I cannot know about the passing of time – was I in this space for a heartbeat or a million years? – but I could not cope with it any longer and desperately struggled to break free, aided in my endeavour by a calling of my being from the other side, from the side of sense and comfort and control, and I snapped back into awareness, not by the pool, not in Serein, but lying on my side, gasping, with blood pouring from my nose like a fountain, by the side of Lucian’s bed in the cavalry officer’s sumptuous quarters.

I ripped off the borrowed shirt and used it to press against my nose, laid my head back and stretched out on the carpet, making myself breathe regularly and deeply beneath the white cloth that was turning red and warm and moist beneath the  pressure of my hands upon it.

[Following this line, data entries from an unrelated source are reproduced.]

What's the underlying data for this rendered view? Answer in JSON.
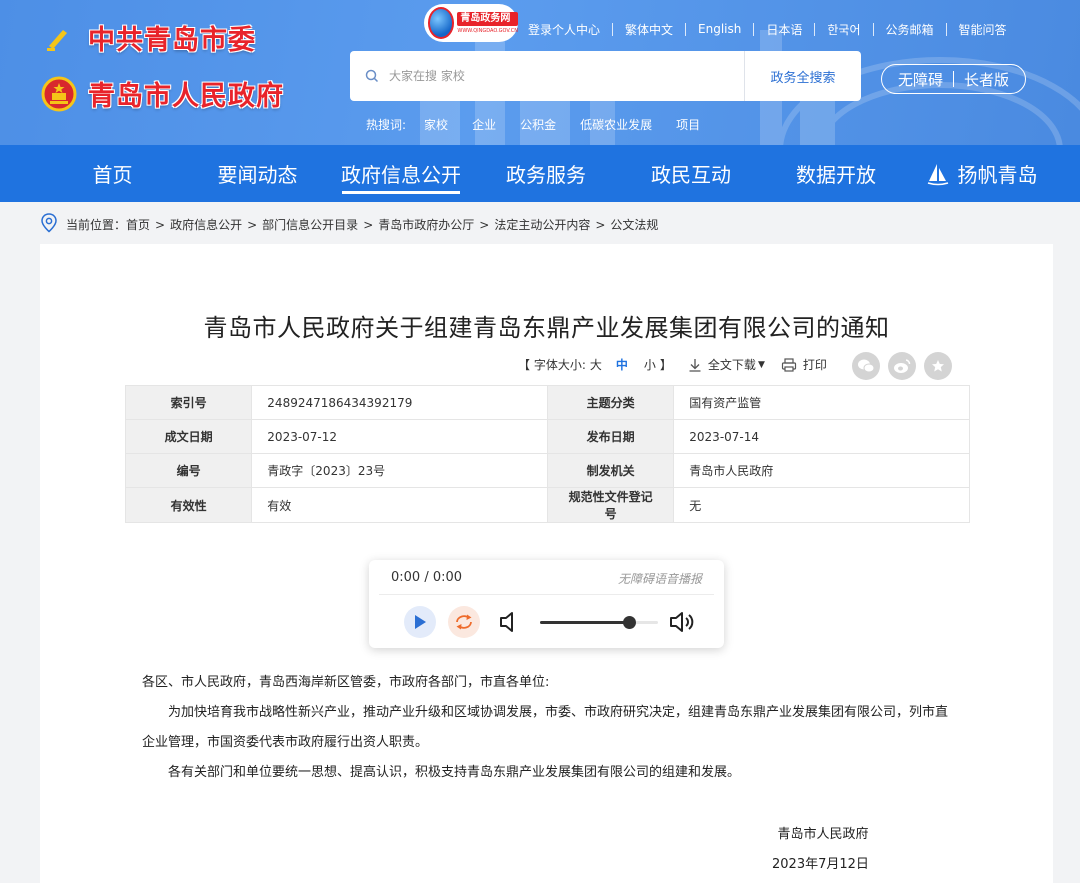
{
  "header": {
    "party_title": "中共青岛市委",
    "gov_title": "青岛市人民政府",
    "portal_name": "青岛政务网",
    "portal_url": "WWW.QINGDAO.GOV.CN",
    "top_links": [
      "登录个人中心",
      "繁体中文",
      "English",
      "日本语",
      "한국어",
      "公务邮箱",
      "智能问答"
    ],
    "search": {
      "placeholder": "大家在搜 家校",
      "button": "政务全搜索"
    },
    "hot_label": "热搜词:",
    "hot_words": [
      "家校",
      "企业",
      "公积金",
      "低碳农业发展",
      "项目"
    ],
    "access": {
      "barrier_free": "无障碍",
      "elder": "长者版"
    }
  },
  "nav": {
    "items": [
      "首页",
      "要闻动态",
      "政府信息公开",
      "政务服务",
      "政民互动",
      "数据开放",
      "扬帆青岛"
    ],
    "active_index": 2
  },
  "breadcrumb": {
    "prefix": "当前位置：",
    "items": [
      "首页",
      "政府信息公开",
      "部门信息公开目录",
      "青岛市政府办公厅",
      "法定主动公开内容",
      "公文法规"
    ],
    "sep": ">"
  },
  "article": {
    "title": "青岛市人民政府关于组建青岛东鼎产业发展集团有限公司的通知",
    "font_size": {
      "open": "【 字体大小:",
      "large": "大",
      "medium": "中",
      "small": "小",
      "close": "】"
    },
    "download": "全文下载",
    "print": "打印",
    "share_icons": [
      "wechat-icon",
      "weibo-icon",
      "favorite-icon"
    ],
    "meta": [
      {
        "k1": "索引号",
        "v1": "2489247186434392179",
        "k2": "主题分类",
        "v2": "国有资产监管"
      },
      {
        "k1": "成文日期",
        "v1": "2023-07-12",
        "k2": "发布日期",
        "v2": "2023-07-14"
      },
      {
        "k1": "编号",
        "v1": "青政字〔2023〕23号",
        "k2": "制发机关",
        "v2": "青岛市人民政府"
      },
      {
        "k1": "有效性",
        "v1": "有效",
        "k2": "规范性文件登记号",
        "v2": "无"
      }
    ],
    "player": {
      "time": "0:00 / 0:00",
      "label": "无障碍语音播报",
      "volume_level": 0.75
    },
    "paragraphs": [
      "各区、市人民政府，青岛西海岸新区管委，市政府各部门，市直各单位:",
      "为加快培育我市战略性新兴产业，推动产业升级和区域协调发展，市委、市政府研究决定，组建青岛东鼎产业发展集团有限公司，列市直企业管理，市国资委代表市政府履行出资人职责。",
      "各有关部门和单位要统一思想、提高认识，积极支持青岛东鼎产业发展集团有限公司的组建和发展。"
    ],
    "signature": {
      "org": "青岛市人民政府",
      "date": "2023年7月12日"
    }
  },
  "colors": {
    "header_bg": "#5b9cee",
    "nav_bg": "#1f73e0",
    "accent": "#1f73e0",
    "logo_red": "#e8232a"
  }
}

Finally, the bleeding stopped and I carefully removed the shirt, testing with my fingertips, and lay for a while longer whilst I tried to ascertain what had happened and what I should be doing next.

Lucian was sleeping, dreamlessly. Poor thing. He deserved rest. I did not have the heart to wake him, yet I also did not have the heart to go to sleep myself as well, much as I wanted to. I was far too afraid.

Cautiously, I sat up, bare chested and light headed.

On the table, there was still some food, long cold and beginning to dry around the corners, and the wine. I cautiously crawled across on all fours, keeping care to hold my head most carefully still; then rotated my body around it and sat down, cross-legged and drank the remainder of the wine.

Slowly, as I sat and from beyond the window, night was marching forward steadily, vague understandings began to form as to the nature of this strange space I had visited. These vague understandings were knowings that I had acquired but they were so – different, that was the only word I could think of to describe them, that I could not understand how to decode them so I would know to understand what I had learned.

It got to be cold in the room, and I had no heart for a magic fire. Instead, I pulled up one of the soft, thin carpets that covered the floor and wrapped it around me like a blanket, closed my eyes and continued the task of somehow understanding the messages from the black space where neither patterns, words nor pictures were used to transmit their information.

It was like chasing your own shadow. The more I tried, the less sense any of it made and my tired, aching brain, slopping wearily and painfully against the inside of my skull with every heartbeat.

It was hopeless.

Finally, I gave up and woke Lucian with a gentle touch that grew increasingly desperate as he was determined to ignore me and stay in sleep, in restoration.

He finally awoke and stretched and yawned and sought me with his sleepy mind, made contact and shot aware in an instant.

“What are you doing? What’s been happening? What time is it?”

His flood of questions were more than I could take and I just asked him to take his turn on guard duty and to discuss these things when I felt a little better. I remember him sliding off the bed and coming across to me, his scent and presence strong about me, and that was all.